Joy Behar said considering what was going on at the border it was “tone-deaf,” before McCain schooled them all on why the U.S. decided to withdraw from the UN council: its “political bias against Israel.”

“The reason why America has decided to pull out is because of the disproportionate focus on Israel and human rights abuses as compared to other countries,” McCain shared. “Israel has 68 condemnations. North Korea has nine. Venezuela and Russia have zero. And so they are seen as a bias against Israel, which is why we have chosen to pull out.”

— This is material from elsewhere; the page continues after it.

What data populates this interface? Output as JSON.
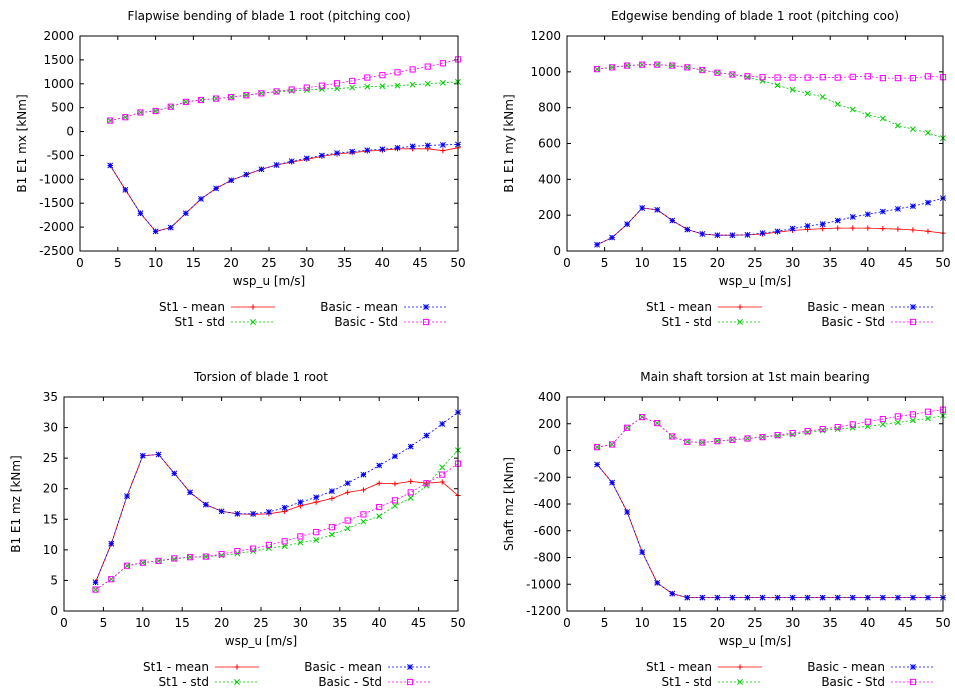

“I believe that we shouldn’t be putting our country in the same place as countries where you can be murdered for being gay,” she added. “This is a biased organization. We should 100 percent not be involved.”

Sunny Hostin interjected and said the bottom line is “until we can get our own house in order and make human rights at home a priority it doesn’t make sense for us to be at the table.”

That got McCain fired up.

“Where the left continues to lose me is this moral relativism between places like Saudi Arabia and North Korea to the United States,” McCain explained. “What’s going on at the border is horrific. I’ve said it for the past two days. … But the idea that being imprisoned and tortured and murdered for being gay or having forced abortions or in prison camps with what’s going on in North Korea is somehow the same as the American exceptionalism….

Hostin jumped in and said, “no one is saying it’s the same..”

“You just described point-blank a very conservative ideal of American exceptionalism, which I in my whole heart believe with,” McCain answered. “And the idea that it’s the same, that we have to get our house in order — yes, of course, but it is not the same as Saudi Arabia. … You just said that.”

Hostin argued her suggestion was not saying the U.S. was the same as those other countries.

“OK, so you can at least concede that what’s going on in North Korea and Saudi Arabia is different and worse than what’s going on in this country?” McCain asked her co-host.

“I think it’s different,” Hostin responded.

“Not worse?” McCain explained. “Being killed for being gay, imprisoned, forced abortions all the things going on in North Korea you think is comparable to what’s going on in America?”

Whoopi then interjected and claimed no country “comes out clean.”